“Las Que Saben” is a detailed drawing in coloured pencil on paper, created by young artist Alexi Marshall. The drawing depicts 3 female figures from myth, folklore and religion who are seen to be the givers, takers or preservers of life.
The figure on the left is Santa Muerte. She is a female deity or folk saint in Mexican and Mexican-American folk Catholicism.
A personification of death, she is associated with healing, protection, and safe delivery to the afterlife by her devotees. Those who pray to her seek a preservation of life and a safe journey to the afterlife. Her style of dress is not dissimilar to that of the Virgin Mary, and she is seen as a mother figure.
The central figure is from Trinidadian folklore. Her name is La Diablesse (pronounced la jar bless). Behind her is a palm tree to allude to her Caribbean heritage. The artist has Trinidadian heritage which is where she originally heard of this myth. The legend says that she was born human, but her deals with the devil made her become a demon. To others, her poise, figure and dress make her seem beautiful. However, her hideous face is hidden by a large brimmed hat and her long dress hides the fact that one leg ends in a cow hoof. She walks with one foot on the road and her cow hoof in the grass at the side of the road. She can cast spells on her unsuspecting male victims, whom she leads into the forest. When in the forest, she disappears and the man, confused, lost and scared, runs around the forest until he falls into a ravine or river, or gets eaten by wild dogs and dies. She represents untamed female sexuality, the wild feminine that should be feared. Her outward appearance as desirable allow her to be seen as a representation of youth, the maiden of this trinity. She is the one with the power to take life.

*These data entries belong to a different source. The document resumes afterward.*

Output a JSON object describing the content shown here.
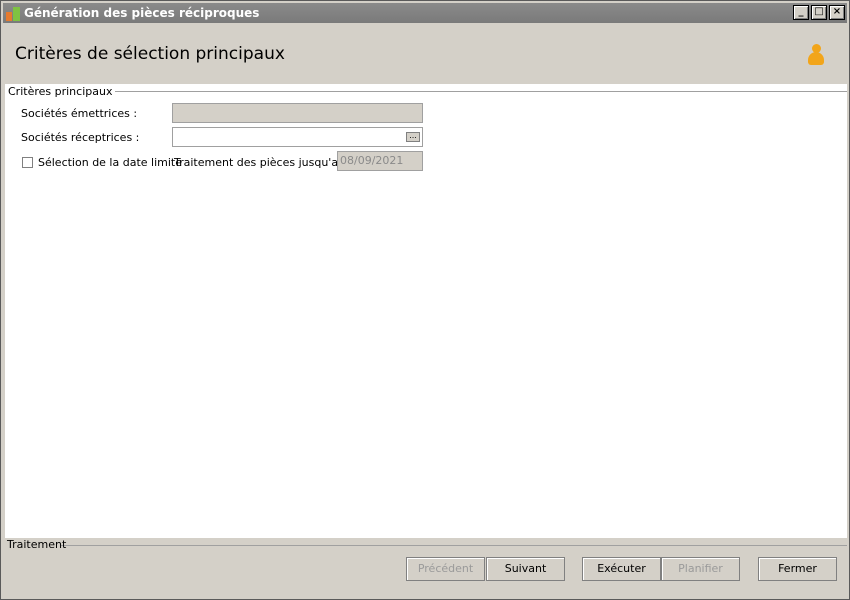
{
  "window": {
    "title": "Génération des pièces réciproques"
  },
  "header": {
    "title": "Critères de sélection principaux"
  },
  "criteria": {
    "group_label": "Critères principaux",
    "issuing_label": "Sociétés émettrices :",
    "issuing_value": "",
    "receiving_label": "Sociétés réceptrices :",
    "receiving_value": "",
    "ellipsis": "...",
    "date_limit_label": "Sélection de la date limite",
    "processing_label": "Traitement des pièces jusqu'au :",
    "processing_date": "08/09/2021"
  },
  "bottom": {
    "group_label": "Traitement",
    "buttons": {
      "previous": "Précédent",
      "next": "Suivant",
      "execute": "Exécuter",
      "schedule": "Planifier",
      "close": "Fermer"
    }
  }
}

The final figure is La Loba, from Mexican folklore. She is an old woman who collects wolf bones, lights a fire and sings over them. In the drawing, the words ‘la que sabe’ (she who knows) are seen within her smoky song over the fire. The legend is that when she does this a naked woman runs out the fire being reborn, a tiny detail which can be seen just above the figure in the drawing. La ‘Loba’ is the Wolf Woman who gathers the bones and sings over them to bring them back to life – literally re-remembering them with her magical song – a powerful image of the Crone as not only the midwife of souls but she is who is the catalyst for renewal and rebirth. She becomes the giver of life in this taker/preserver/giver trinity representing the circle of life through sacred feminine figures. To her right is a stork with a baby, alluding to the nature of birth and the cycle commencing once again.
These figures are the artists own reimagining of ‘The Triple Goddess’. This is a deity or deity archetype revered in many Neopagan religious and spiritual traditions. In common Neopagan usage, the Triple Goddess is viewed as a triunity of three distinct aspects or figures united in one being. These three figures are often described as the Maiden, the Mother, and the Crone, each of which symbolizes both a separate stage in the female life cycle and a phase of the Moon, and often rules one of the realms of heavens, earth, and underworld.
For over 2000 years, the symbol of the trinity has been represented by a male deity. Through this trinity people have looked for salvation and revelation. However, in ‘Las Que Saben’, the artist uses her own personal deities plucked from myth, folklore and religion to understand the cyclical nature of life and death. Other symbols of this theme can be seen hidden in this work such as a stork with a baby (as mentioned above) and a pregnant woman in the crowd below. Above all the figures, angels and cherubs dance around a ribbon that reads ‘life and death and life and death and life again once more.’
In the centre of the piece, four baby faces dangle in the middle - each representing the four elements of life: wind, water, fire and earth. In tarot and astrology and other ancient symbolism fire and air are seen as masculine whereas earth and water are feminine. This is shown in the drawing with a man and woman dangling from the elements, but ultimate connected through the stringy lines from heart to heart – a motif inspired by one of the artists favourite works; ‘The Two Fridas’by Frida Kahlo. In this painting strings can be seen connecting the two hearts. In fact, if you look closely on the bottom left corner of the painting a small Frida Kahlo can be seen in the crowd.
The reason for the Mexican influence in this piece is that the drawing was made while the artist was in Mexico on a travel scholarship. The crowd at the bottom of the piece was inspired by the many murals she saw there, with some characters in the crowd plucked straight from Diego Rivera’s murals.